With the likelihood and our priors $p(\beta)$ , we can estimate our posterior distributions for the regression coefficients:

$p(\beta|X, y) \propto p(y | \beta, X) p(\beta | X ) = p(y | \beta, X) p(\beta)$

Lasso and ridge as a consequence of our priors

The link between the bayesian inference and regularized linear regression is in our priors $p(\beta)$ . Two distributions play a important role: the Normal and the Laplace distributions:

Laplacian and normal distribution plots. If use one of them as our priors, we can find the same solution we would find with a linear regression with L1 or L2 penalties.

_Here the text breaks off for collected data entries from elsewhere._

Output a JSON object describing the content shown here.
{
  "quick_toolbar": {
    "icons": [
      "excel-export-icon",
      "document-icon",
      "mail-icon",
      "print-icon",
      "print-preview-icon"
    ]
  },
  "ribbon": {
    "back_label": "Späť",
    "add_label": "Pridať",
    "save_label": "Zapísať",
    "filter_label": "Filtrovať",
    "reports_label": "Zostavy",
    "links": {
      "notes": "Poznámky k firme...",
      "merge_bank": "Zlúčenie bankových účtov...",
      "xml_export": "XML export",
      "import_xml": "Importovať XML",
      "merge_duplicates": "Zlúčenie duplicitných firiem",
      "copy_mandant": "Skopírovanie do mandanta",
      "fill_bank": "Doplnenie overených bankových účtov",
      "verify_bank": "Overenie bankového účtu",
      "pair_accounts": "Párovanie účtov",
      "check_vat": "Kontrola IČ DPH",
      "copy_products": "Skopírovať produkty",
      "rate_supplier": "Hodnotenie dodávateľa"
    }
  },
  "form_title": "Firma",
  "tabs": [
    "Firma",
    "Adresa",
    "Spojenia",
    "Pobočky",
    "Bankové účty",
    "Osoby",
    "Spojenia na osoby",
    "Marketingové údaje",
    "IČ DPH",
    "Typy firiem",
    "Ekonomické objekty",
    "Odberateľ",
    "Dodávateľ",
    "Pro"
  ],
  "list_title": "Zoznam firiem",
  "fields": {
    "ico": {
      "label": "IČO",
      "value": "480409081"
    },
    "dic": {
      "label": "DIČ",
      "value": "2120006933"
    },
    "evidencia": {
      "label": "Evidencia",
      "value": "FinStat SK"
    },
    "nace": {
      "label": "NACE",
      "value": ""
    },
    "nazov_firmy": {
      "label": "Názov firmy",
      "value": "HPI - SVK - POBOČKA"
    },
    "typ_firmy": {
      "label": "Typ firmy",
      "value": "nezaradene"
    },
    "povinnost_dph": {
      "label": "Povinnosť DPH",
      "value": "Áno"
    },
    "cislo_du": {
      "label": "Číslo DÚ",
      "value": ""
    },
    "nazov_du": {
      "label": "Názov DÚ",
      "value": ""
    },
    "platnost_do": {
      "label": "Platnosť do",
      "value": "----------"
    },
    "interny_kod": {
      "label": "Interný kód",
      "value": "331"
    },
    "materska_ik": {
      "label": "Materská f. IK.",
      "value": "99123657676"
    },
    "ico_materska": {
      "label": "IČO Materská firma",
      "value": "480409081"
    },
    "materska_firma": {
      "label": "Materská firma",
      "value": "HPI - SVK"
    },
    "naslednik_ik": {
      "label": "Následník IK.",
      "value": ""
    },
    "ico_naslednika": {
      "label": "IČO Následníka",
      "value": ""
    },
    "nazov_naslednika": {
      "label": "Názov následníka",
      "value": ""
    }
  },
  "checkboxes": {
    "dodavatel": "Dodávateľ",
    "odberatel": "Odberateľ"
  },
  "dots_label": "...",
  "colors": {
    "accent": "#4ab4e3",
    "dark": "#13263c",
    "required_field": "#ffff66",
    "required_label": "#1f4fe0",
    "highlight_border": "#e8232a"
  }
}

If we replace our priors for $\beta$ with a normal distribution of mean zero $\beta \sim \mathcal{N}(0, \frac{\sigma^2}{\lambda})$ , we find that the ridge solution $\beta^{ridge}$ is the mean of our posterior distribution $p(\beta | X, y)$ . The larger the lagrangian, the more we believe that our coefficients are close to zero.

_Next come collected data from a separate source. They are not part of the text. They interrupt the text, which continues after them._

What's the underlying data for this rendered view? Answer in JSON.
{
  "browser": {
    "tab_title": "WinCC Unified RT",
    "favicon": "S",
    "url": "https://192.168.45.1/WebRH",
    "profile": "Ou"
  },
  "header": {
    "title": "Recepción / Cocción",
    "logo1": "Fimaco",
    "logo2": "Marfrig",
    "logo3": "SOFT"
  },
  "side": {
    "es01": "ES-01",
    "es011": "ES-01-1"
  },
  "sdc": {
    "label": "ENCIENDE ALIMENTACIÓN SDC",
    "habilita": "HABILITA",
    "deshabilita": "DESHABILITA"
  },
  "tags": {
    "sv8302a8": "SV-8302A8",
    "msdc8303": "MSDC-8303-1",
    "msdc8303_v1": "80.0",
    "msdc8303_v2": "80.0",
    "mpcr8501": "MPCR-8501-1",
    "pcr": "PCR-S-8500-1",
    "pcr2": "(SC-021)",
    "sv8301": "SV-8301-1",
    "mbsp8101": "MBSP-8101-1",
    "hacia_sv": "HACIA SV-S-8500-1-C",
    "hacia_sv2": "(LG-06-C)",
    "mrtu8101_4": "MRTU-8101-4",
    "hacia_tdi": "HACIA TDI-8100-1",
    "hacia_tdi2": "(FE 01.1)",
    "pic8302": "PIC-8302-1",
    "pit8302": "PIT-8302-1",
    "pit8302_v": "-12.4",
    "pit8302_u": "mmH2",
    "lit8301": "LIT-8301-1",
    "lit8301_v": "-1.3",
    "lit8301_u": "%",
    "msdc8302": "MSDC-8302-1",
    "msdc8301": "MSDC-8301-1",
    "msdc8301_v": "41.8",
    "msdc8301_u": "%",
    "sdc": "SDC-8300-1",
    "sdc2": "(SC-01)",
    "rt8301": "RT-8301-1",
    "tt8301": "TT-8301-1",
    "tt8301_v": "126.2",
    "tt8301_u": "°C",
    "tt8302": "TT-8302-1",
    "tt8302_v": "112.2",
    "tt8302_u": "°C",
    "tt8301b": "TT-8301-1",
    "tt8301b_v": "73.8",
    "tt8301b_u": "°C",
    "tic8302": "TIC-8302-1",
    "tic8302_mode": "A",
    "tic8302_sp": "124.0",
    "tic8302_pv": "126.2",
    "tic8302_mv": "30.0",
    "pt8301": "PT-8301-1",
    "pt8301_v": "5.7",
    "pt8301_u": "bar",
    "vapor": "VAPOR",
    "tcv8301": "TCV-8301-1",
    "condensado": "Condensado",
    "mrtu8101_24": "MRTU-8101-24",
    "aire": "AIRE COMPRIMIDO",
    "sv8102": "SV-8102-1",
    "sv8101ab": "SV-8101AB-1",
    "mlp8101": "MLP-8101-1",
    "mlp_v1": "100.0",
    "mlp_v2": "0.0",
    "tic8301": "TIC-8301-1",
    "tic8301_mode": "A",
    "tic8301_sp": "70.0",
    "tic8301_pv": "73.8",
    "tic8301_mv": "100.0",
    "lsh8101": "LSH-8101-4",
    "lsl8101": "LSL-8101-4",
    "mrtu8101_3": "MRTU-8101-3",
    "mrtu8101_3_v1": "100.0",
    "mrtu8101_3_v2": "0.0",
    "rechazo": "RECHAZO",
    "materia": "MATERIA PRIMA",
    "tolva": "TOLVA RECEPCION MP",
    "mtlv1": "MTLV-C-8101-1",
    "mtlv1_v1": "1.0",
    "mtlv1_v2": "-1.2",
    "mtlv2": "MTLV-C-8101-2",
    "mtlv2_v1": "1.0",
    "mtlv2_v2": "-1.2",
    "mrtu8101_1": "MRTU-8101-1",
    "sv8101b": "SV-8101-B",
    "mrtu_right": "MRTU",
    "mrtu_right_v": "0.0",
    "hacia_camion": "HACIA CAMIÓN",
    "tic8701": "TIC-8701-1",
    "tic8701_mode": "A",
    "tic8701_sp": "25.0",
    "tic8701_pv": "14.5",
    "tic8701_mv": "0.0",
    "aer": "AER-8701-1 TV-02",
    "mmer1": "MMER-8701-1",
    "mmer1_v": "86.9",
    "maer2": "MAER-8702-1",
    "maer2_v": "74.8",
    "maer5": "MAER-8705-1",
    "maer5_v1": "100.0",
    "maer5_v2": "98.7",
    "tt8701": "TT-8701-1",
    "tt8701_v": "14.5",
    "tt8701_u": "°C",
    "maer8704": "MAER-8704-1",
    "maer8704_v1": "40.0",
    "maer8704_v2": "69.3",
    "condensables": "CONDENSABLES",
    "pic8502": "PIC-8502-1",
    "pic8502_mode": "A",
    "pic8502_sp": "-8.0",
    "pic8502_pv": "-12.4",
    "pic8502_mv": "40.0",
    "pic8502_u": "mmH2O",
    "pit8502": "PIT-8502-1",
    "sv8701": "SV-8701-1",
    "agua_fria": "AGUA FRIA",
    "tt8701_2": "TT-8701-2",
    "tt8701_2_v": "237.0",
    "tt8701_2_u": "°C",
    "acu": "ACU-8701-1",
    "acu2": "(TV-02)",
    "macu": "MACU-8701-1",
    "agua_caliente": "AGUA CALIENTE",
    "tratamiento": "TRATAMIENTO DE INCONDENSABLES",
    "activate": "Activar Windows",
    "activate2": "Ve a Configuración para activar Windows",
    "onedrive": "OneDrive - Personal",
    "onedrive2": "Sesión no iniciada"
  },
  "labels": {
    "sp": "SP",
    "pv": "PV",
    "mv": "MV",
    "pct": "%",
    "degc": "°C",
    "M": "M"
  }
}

Similarly, if we use a laplacian prior with mean zero for our coefficients $\beta \sim \text{Laplace}(0, \frac{2\sigma^2}{\lambda})$ , the mode of $p(\beta | X, y)$ is the lasso solution $\beta^{lasso}$ . Indeed, the Laplacian prior means a stronger conviction that our coefficients are equal to zero.

Conclusion

When to use one over the other

The ridge and the lasso have their unique properties that suit different use-cases. Below, I'll summarise some rules-of-thumb that you can use to know if you should use one of them.

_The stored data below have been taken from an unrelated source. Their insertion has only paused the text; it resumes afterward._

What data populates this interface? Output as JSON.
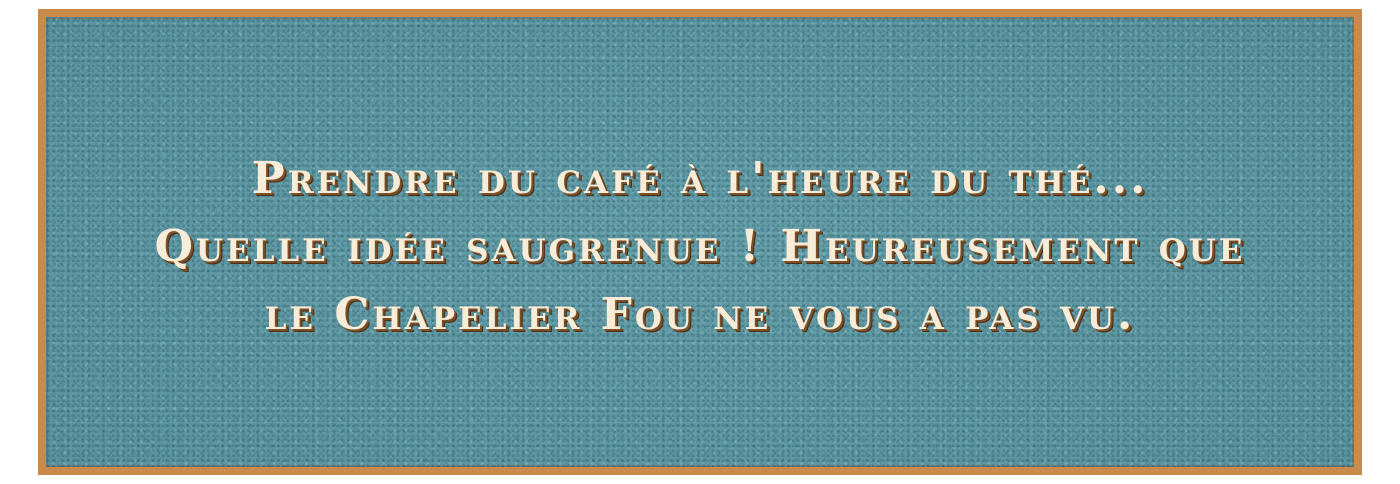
{
  "banner": {
    "lines": [
      "Prendre du café à l'heure du thé...",
      "Quelle idée saugrenue ! Heureusement que",
      "le Chapelier Fou ne vous a pas vu."
    ],
    "colors": {
      "background": "#5e99a5",
      "border": "#c98a4b",
      "text": "#f7ecd8",
      "text_shadow": "#7a4f26"
    }
  }
}
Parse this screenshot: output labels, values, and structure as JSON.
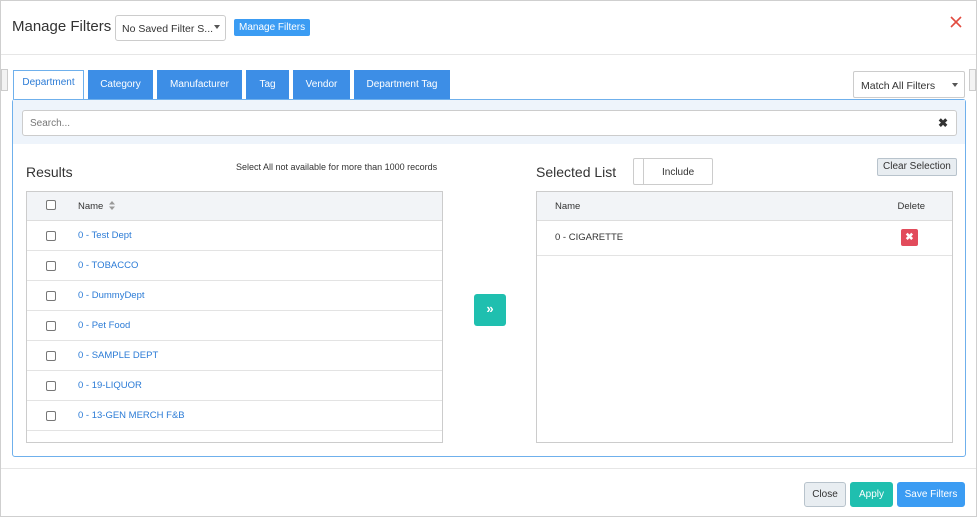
{
  "header": {
    "title": "Manage Filters",
    "saved_filter_value": "No Saved Filter S...",
    "manage_button_label": "Manage Filters",
    "close_glyph": "✕"
  },
  "tabs": [
    {
      "label": "Department",
      "active": true
    },
    {
      "label": "Category",
      "active": false
    },
    {
      "label": "Manufacturer",
      "active": false
    },
    {
      "label": "Tag",
      "active": false
    },
    {
      "label": "Vendor",
      "active": false
    },
    {
      "label": "Department Tag",
      "active": false
    }
  ],
  "match": {
    "value": "Match All Filters"
  },
  "search": {
    "placeholder": "Search...",
    "clear_glyph": "✖"
  },
  "results": {
    "title": "Results",
    "note": "Select All not available for more than 1000 records",
    "column_name": "Name",
    "rows": [
      "0 - Test Dept",
      "0 - TOBACCO",
      "0 - DummyDept",
      "0 - Pet Food",
      "0 - SAMPLE DEPT",
      "0 - 19-LIQUOR",
      "0 - 13-GEN MERCH F&B"
    ]
  },
  "move_glyph": "»",
  "selected": {
    "title": "Selected List",
    "include_label": "Include",
    "clear_label": "Clear Selection",
    "column_name": "Name",
    "column_delete": "Delete",
    "rows": [
      "0 - CIGARETTE"
    ],
    "delete_glyph": "✖"
  },
  "footer": {
    "close_label": "Close",
    "apply_label": "Apply",
    "save_label": "Save Filters"
  },
  "colors": {
    "primary": "#3b9cf3",
    "tab": "#3d8ee6",
    "teal": "#1fbfaf",
    "danger": "#e24b5b",
    "close_x": "#e24b3f"
  }
}
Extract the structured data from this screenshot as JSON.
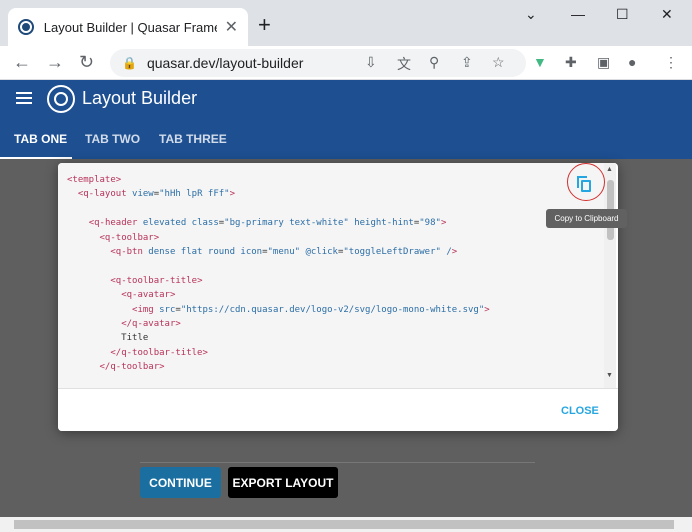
{
  "browser": {
    "tab_title": "Layout Builder | Quasar Framewo",
    "new_tab": "+",
    "url": "quasar.dev/layout-builder",
    "close_tab": "✕",
    "minimize": "—",
    "maximize": "☐",
    "close_window": "✕"
  },
  "app": {
    "title": "Layout Builder",
    "tabs": [
      {
        "label": "TAB ONE"
      },
      {
        "label": "TAB TWO"
      },
      {
        "label": "TAB THREE"
      }
    ],
    "continue_label": "CONTINUE",
    "export_label": "EXPORT LAYOUT",
    "colors": {
      "header": "#1d4f91",
      "accent": "#26a6e0",
      "continue": "#1976d2"
    }
  },
  "dialog": {
    "code_lines": [
      [
        "<template>"
      ],
      [
        "  <q-layout view=\"hHh lpR fFf\">"
      ],
      [
        ""
      ],
      [
        "    <q-header elevated class=\"bg-primary text-white\" height-hint=\"98\">"
      ],
      [
        "      <q-toolbar>"
      ],
      [
        "        <q-btn dense flat round icon=\"menu\" @click=\"toggleLeftDrawer\" />"
      ],
      [
        ""
      ],
      [
        "        <q-toolbar-title>"
      ],
      [
        "          <q-avatar>"
      ],
      [
        "            <img src=\"https://cdn.quasar.dev/logo-v2/svg/logo-mono-white.svg\">"
      ],
      [
        "          </q-avatar>"
      ],
      [
        "          Title"
      ],
      [
        "        </q-toolbar-title>"
      ],
      [
        "      </q-toolbar>"
      ]
    ],
    "tooltip": "Copy to Clipboard",
    "close_label": "CLOSE"
  }
}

If you want to avoid instabilies in the case of correlated predictors, use the ridge regression. When there's a group of variables among which pairwise correlation are very high, the lasso tends to select only one variable from the group and does not care which one is selected Zou & Hastie, 2005.
If you have a lot of data and a prediction problem, use the ridge regression. It has been empirically observed that the prediction performance of the lasso is dominated by the ridge Tibshirani, 1996.
If you want to select features, use the lasso. It has the ability to set coefficients to zero, which is not a characteristic of the ridge regression. However, if you have $n < p$ , i.e. less data observations than variables, the lasso will select at most $n$ variables.

Final remarks

Albeit simple, the ridge and the lasso regressions have useful interpretations. When you apply L1 and L2 regularization terms in other statistical learning problems, you may remember the linear regression case to understand why the coefficient estimates are behaving in a certain way. There are still many other links that I didn't mentioned here, such as the Least Angle Regression coefficient paths and their relation with Lasso paths.

The adaptative lasso is another topic that I suggest for further reading. Zou, 2006 have showed that the lasso shrinkage produce biases estimates for large coefficients. The adaptative lasso has oracle properties, i.e. it performs as well as if the true underlying model was given in advance.

References

Stamey, T. A., Yang, N., Hay, A. R., McNeal, J. E., Freiha, F. S., & Redwine, E. (1987). Prostate-specific antigen as a serum marker for adenocarcinoma of the prostate. New England Journal of Medicine, 317(15), 909–916.
Zou, H., & Hastie, T. (2005). Regularization and variable selection via the elastic net. Journal of the Royal Statistical Society: Series B (Statistical Methodology), 67(2), 301–320.
Friedman, J. H. (2017). The elements of statistical learning: Data mining, inference, and prediction. springer open.
Gundersen, G. (2018). Singular Value Decomposition as Simply as Possible. In Gregory Gundersen’s Blog. https://gregorygundersen.com/blog/2018/12/10/svd/
Martin, C. D., & Porter, M. A. (2012). The extraordinary SVD. The American Mathematical Monthly, 119(10), 838–851.
Zou, H. (2006). The adaptive lasso and its oracle properties. Journal of the American Statistical Association, 101(476), 1418–1429.
Gelman, A., Carlin, J. B., Stern, H. S., & Rubin, D. B. (1995). Bayesian data analysis. Chapman.
Tibshirani, R. (1996). Regression shrinkage and selection via the lasso. Journal of the Royal Statistical Society: Series B (Methodological), 58(1), 267–288.